I read the Wikipedia article on Hamming Weight and noticed something interesting:
It is thus equivalent to the
Hamming distance
from the all-zero string of the same length. For the most typical case, a string of bits, this is the number of 1's in the string. In this binary case, it is also called the population count,popcount
or sideways sum.[emphasis mine]
So something occurred to me. Could I calculate the Hamming Distance between two strings by XOR
ing them and then taking the Hamming Weight (POPCOUNT) of the resulting string?

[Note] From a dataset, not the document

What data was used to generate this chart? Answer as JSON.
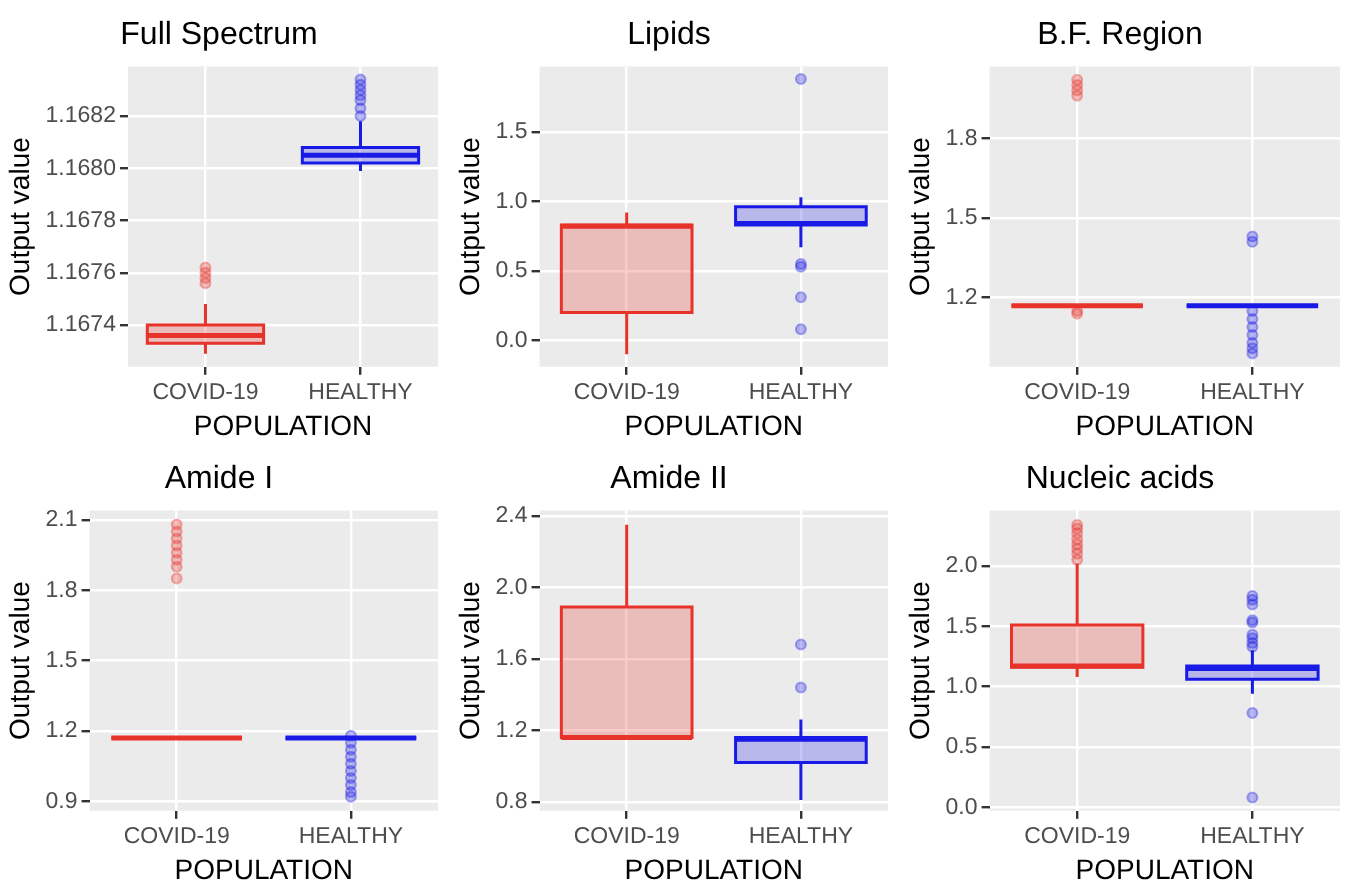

Something along the lines of this (using gcc
intrinsics):
#include <stdint.h>
int hammingDistance (uint64_t x, uint64_t y) {
uint64_t res = x ^ y;
return __builtin_popcountll (res);
}
Now, as for why I would want to do this, well, on some platforms, yes, this would just translate to gcc
emitting a call to a function that calculates popcount
. For instance, on x64 without popcnt
, gcc
spits out (Godbolt's GCC Online):
hammingDistance:
sub rsp, 8
xor rdi, rsi
call __popcountdi2
add rsp, 8
ret
OTOH, if you have a platform that supports POPCOUNT, like x64 models including nehalem
and after (which have POPCNT
), you get (Godbolt's GCC Online):
hammingDistance:
xor rdi, rsi
popcnt rax, rdi
ret
which should be waaay faster, especially once inlined.
But back to the original question. Can you take the Hamming Weight of the XOR of two strings to find their Hamming Distance? ie:
HD = HW (x xor y)
Hamming distance between two equal length strings, x
and y
, is defined to be the number of positions where they differ. In the case of x
and y
being bitstrings, x^y
is a string with 1
s in exactly the positions they differ. Thus, HammingDistance(x,y) = Number of 1s in x^y
, for bitstrings. Also, HammingWeight(x) = number of 1s in x
for a bitstring x
. Thus, your first claim, HammingDistance(x,y) = HammingWeight(x^y)
is true for bitstrings. Having established that, it is clear that your implementation is correct.